INDUSTRIAL APPLICABILITY

As described above in detail, the polarized wave interleaver according to the present invention comprises the first polarized wave separation element, the wavelength filter and the second polarized wave separation element. The wavelength filter includes three multi-refraction materials. Each optical thickness of the three multi-refraction materials has a predetermined ratio. Each orientation of the C axis of the three multi-refraction materials falls within a predetermined range. Being confabulated as described above, the polarized wave interleaver is superior in branching characteristics.

Claims

1. A polarized wave interleaver, which inputs an input signal including a signal light of a first wavelength band of a polarized light component in a first orientation and a signal light of a second wavelength band of a polarized light component in a second orientation from an input port and branches the same, which outputs the signal light of said first wavelength band to a first output port, and which outputs the signal light of said second wavelength band to a second output port, comprising:

a first polarized wave separation element which separates each signal light of input signal input to said input port into the respective polarized light components in said first orientation and said second orientation perpendicular to each other, which outputs the polarized light component in said first orientation of each signal light to a first path, and which outputs the polarized light component in said second orientation of each signal light to a second path,

a wavelength filter which inputs each signal light output from said first polarized wave separation element to said first path and said second path, which outputs the signal light of said first wavelength band of each path as the polarized light component at the point of input, which outputs the signal light of said second wavelength band of each path as the polarized light component perpendicular to the polarized light component at the point of input,

a second polarized wave separation element which inputs each signal light output from said wavelength filter to each of said first path and said second path, which separates each signal light of each path into the respective polarized light components in said first orientation and said second orientation, which outputs the signal light of said first wavelength band reached from said first path to said first output port, and which outputs the signal light of said second wavelength band reached from said second path to said second output port, wherein

said wavelength filter includes, in a predetermined direction from said input port side to said first output port and said second output port side in order, a first multi-refraction material, a second multi-refraction material and a third multi-refraction material;

given that the optical thickness along said predetermined direction of said first multi-refraction material is L1, the optical thickness along said predetermined direction of said second multi-refraction material is L2, and the optical thickness along said predetermined direction of said third multi-refraction material is L3, the ratio L1:L2:L3 is 1:2:2;

each orientation of the C axis of said first multi-refraction material, said second multi-refraction material, and said third multi-refraction material be parallel with a predetermined plane perpendicular to said predetermined direction;

the angle formed by the orientation of the C axis of said first multi-refraction material with said first orientation falls within a range of 45°±3°;

the angle formed by the orientation of the C axis of said second multi-refraction material with said first orientation falls within a range of −69.6°±3°; and

the angle formed by the orientation of the C axis of said third multi-refraction material with said first orientation falls within a range of 82.5°±3°.

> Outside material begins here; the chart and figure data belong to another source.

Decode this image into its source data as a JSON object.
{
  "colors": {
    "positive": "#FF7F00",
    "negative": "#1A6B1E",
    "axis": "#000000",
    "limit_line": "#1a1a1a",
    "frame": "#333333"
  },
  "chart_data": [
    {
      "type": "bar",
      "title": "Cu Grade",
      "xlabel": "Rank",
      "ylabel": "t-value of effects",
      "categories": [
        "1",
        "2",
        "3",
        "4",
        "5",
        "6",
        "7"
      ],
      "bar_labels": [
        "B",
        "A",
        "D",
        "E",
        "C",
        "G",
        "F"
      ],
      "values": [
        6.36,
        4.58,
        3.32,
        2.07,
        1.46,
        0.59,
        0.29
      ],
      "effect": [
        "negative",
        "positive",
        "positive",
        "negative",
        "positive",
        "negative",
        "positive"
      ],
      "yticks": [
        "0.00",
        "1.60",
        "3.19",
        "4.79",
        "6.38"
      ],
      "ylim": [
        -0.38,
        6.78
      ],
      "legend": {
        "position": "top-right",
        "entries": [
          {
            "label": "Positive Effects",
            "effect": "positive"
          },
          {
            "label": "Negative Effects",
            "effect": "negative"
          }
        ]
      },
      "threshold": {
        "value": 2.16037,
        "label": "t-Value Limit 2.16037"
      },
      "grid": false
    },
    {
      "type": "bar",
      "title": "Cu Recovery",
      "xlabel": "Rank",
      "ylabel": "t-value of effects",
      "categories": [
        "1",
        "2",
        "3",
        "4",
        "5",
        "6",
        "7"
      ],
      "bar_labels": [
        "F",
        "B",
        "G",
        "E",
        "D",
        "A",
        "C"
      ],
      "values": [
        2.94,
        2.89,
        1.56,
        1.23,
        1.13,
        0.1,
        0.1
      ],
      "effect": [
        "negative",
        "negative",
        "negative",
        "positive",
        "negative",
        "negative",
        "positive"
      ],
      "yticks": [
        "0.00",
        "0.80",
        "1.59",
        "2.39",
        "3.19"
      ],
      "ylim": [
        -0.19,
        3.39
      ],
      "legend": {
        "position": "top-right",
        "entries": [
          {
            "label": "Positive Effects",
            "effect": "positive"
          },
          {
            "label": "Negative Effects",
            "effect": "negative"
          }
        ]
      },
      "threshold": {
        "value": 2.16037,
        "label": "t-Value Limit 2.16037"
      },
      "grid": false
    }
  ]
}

2. An optical communication system, which multiplexes signal light of a first wavelength band of a polarized light component in a first orientation and signal light of a second wavelength band of a polarized light component in a second orientation and transmits the same, including a polarized wave interleaver set forth in claim 1, wherein the signal light of multi-wavelength is multiplexed or branched by the polarized wave interleaver.